In a nutshell, there never was a better time for India to “reform, perform and transform”. In his debut address, PM Modi reiterated his commitment to ending the license-raj, a practise that put the squeeze on the Indian economy, dragging the country’s growth rate to a dismal 3 per cent, dubbed as the Hindu growth rate by yesteryear economists. Evidently, those days are behind us and India is in a much better position: India’s GDP, according to the IMF, is poised to grow at 7.4 per cent in 2018; there is a large upside still to be explored when it comes to India’s tax-GDP ratio; the latest factory output growth shows that Indian economy is back on the recovery track while inflation is under control. Club these positives with the government’s appetite for game-changing reforms and the turnaround will be writing itself. 

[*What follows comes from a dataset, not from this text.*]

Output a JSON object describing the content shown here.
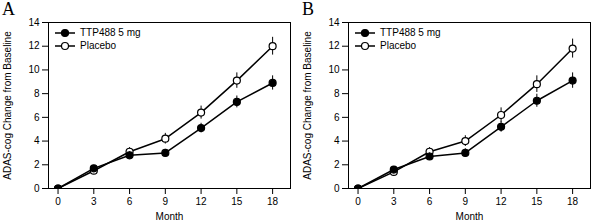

Under President Donald Trump, the US administration has ceded its leadership position as the country at the vanguard of globalisation while the UK’s earth-shaking decision to exit from the EU has damaged the resilience of the global economy. At such a critical juncture, PM Modi has made all the right gestures. His statement that India is laying out the red carpet for foreign investors and stemming the red tape is exactly what the economists had prescribed. As things stand, India’s demographic dividend needs to be fed a large serving of jobs in the formal and informal sectors. 

Since public sector units seem to be immune to change, the real change of job creation and material progress can only be orchestrated by the private sector. Lastly, the pall of inequality can be felt all over the world, and India has been no exception. As per a report, 73 per cent of the increase in wealth in India has accrued to the top 1 per cent in 2017. India must pour its energies into remedying this inequity.